The constant XkbMaxShiftLevel is defined as 63, which is the architectural maximum shift level in XKB. By adding || width > XkbMaxShiftLevel to the existing bounds check, the function now rejects any key type that declares more levels than the protocol permits. When the check fails, it returns an error code (0x04 with the type index and offending width) and the request is denied, using the same error-handling path as the existing width < 1 case.

The fix is included in xorg-server 21.1.23 and xwayland 24.1.12, both released on June 2, 2026. The related merge request on GitLab is !2228.

For organizations unable to upgrade immediately, this minimal change can be backported directly from the commit.

SoftwareFixed Version
X.Org X server21.1.23
Xwayland24.1.12

Vendor-specific patches are also available:

VendorPatch IdentifierStatus
Oracle LinuxELSA-2026-50258Available
SUSESUSE-SU-20261330-1Available
Red HatAdvisory via RH CVE pageAvailable

Affected Systems and Versions

All versions of the X.Org X server prior to 21.1.23 and Xwayland prior to 24.1.12 are affected. The vulnerability was introduced in X11R6.1, meaning virtually all deployed versions prior to the fix are vulnerable.

The risk profile varies by deployment configuration:

  • Systems running X server as root: Full privilege escalation is possible.

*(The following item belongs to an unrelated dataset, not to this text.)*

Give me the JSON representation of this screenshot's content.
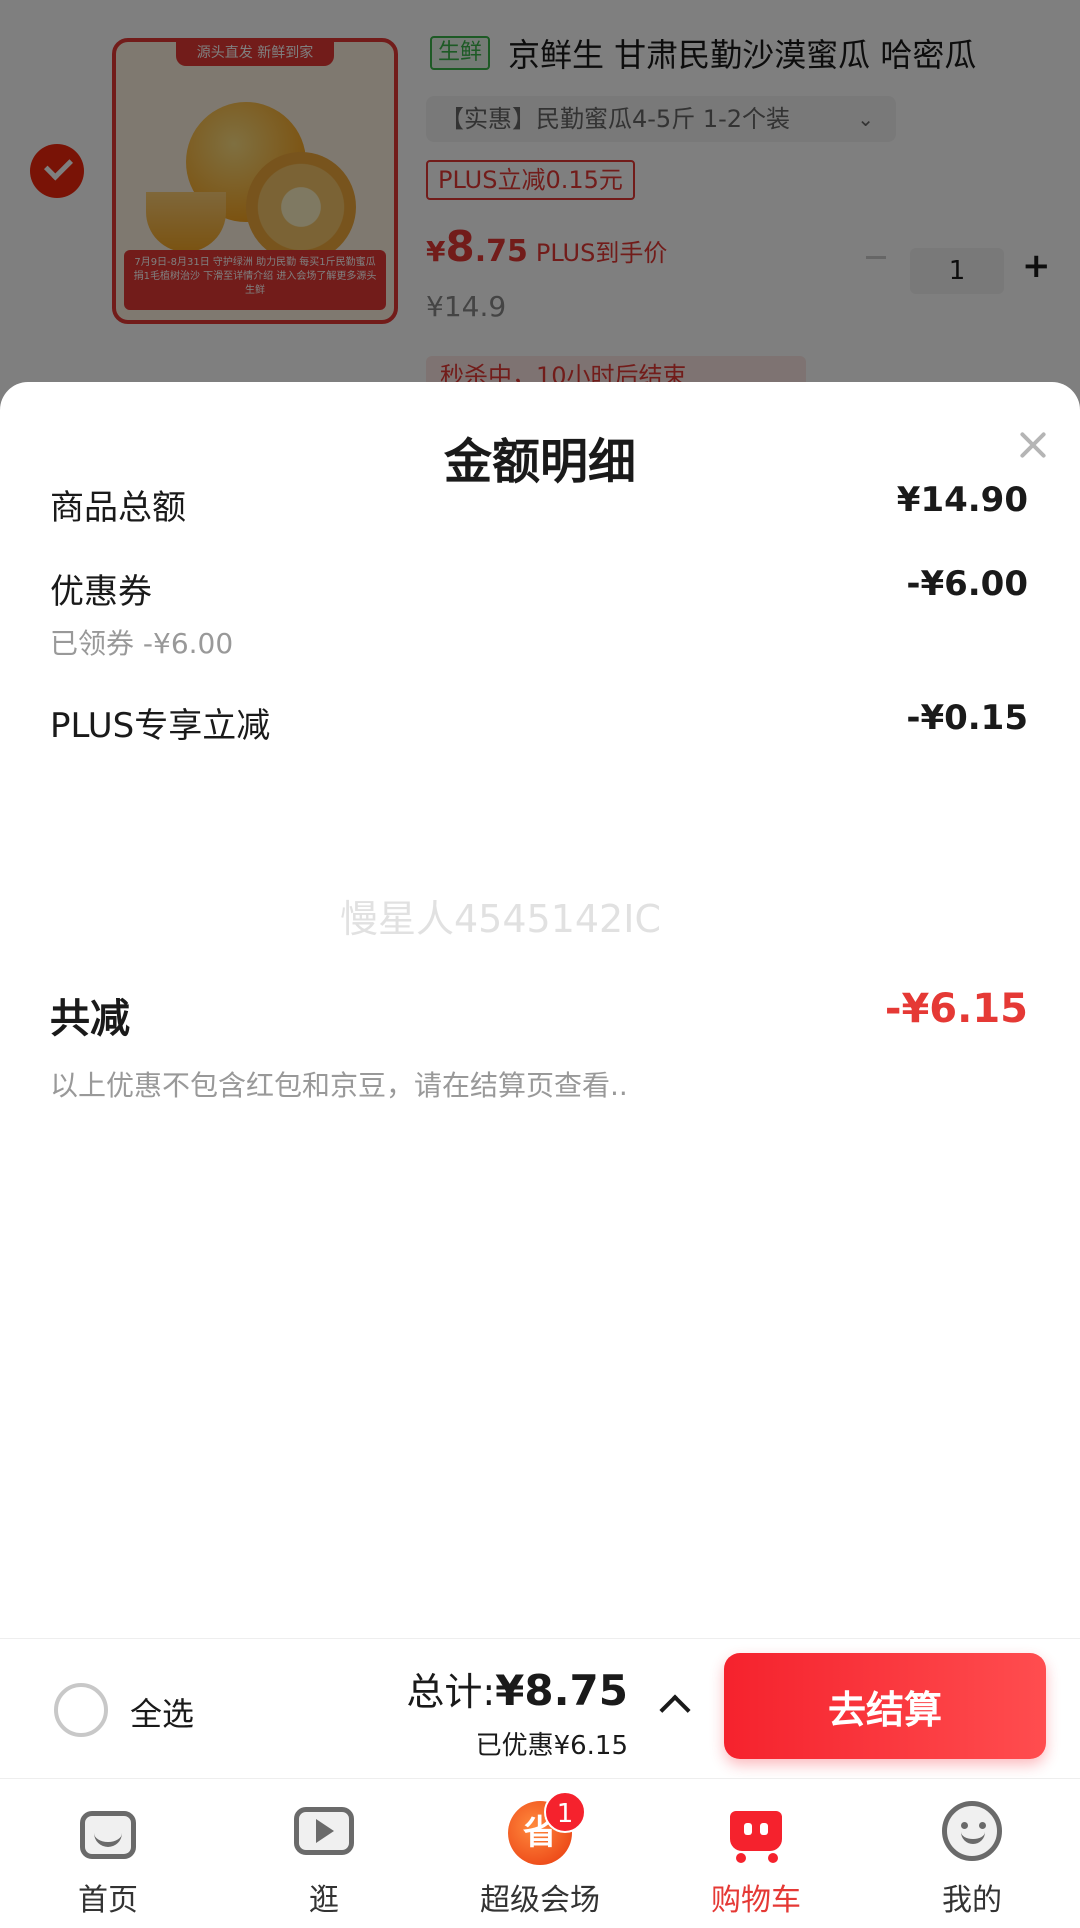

This configuration is still present in some legacy and embedded deployments.
  • Wayland-based systems with Xwayland: Xwayland typically runs under the user's session rather than as root, limiting the impact to user-level code execution and denial of service.
  • All configurations: The denial of service (server crash) impact applies regardless of privilege level.

Exploitation requires an authenticated X client connection, meaning either local access or a compromised user session is needed. This limits the attack surface to local privilege escalation or post-compromise persistence scenarios rather than remote unauthenticated access.

Vendor Security History

The X.Org X server has a documented history of security vulnerabilities dating back to at least 2006. The codebase's age (originating from X11R6.1 in the mid-1990s) and the complexity of the X Window System protocol have contributed to recurring vulnerability classes, particularly buffer overflows and memory corruption issues in the XKB, GLX, XSYNC, and DRI2 extensions.

A notable pattern has emerged in recent years. The February 2025 advisory (CVE-2025-26597 and companions) and the June 2026 advisory (CVE-2026-50258 and companions) both involve XKB stack buffer overflows where validation was incomplete. The incomplete nature of the CVE-2025-26597 fix, which left CheckKeyTypes() unguarded while fixing XkbChangeTypesOfKey(), illustrates a challenge with vulnerability remediation in legacy codebases: fixing one code path without auditing all related paths can leave residual weaknesses that are then discovered and reported as new CVEs.

Seven of the nine vulnerabilities in the June 2026 advisory were discovered by anonymous researchers working with the TrendAI Zero Day Initiative, suggesting increased security research attention on the X server codebase. The recurrence of XKB stack buffer overflows across two consecutive CVEs raises the question of whether additional validation gaps remain in the XKB subsystem. Organizations should monitor for further XKB-related CVEs in future X.Org advisories.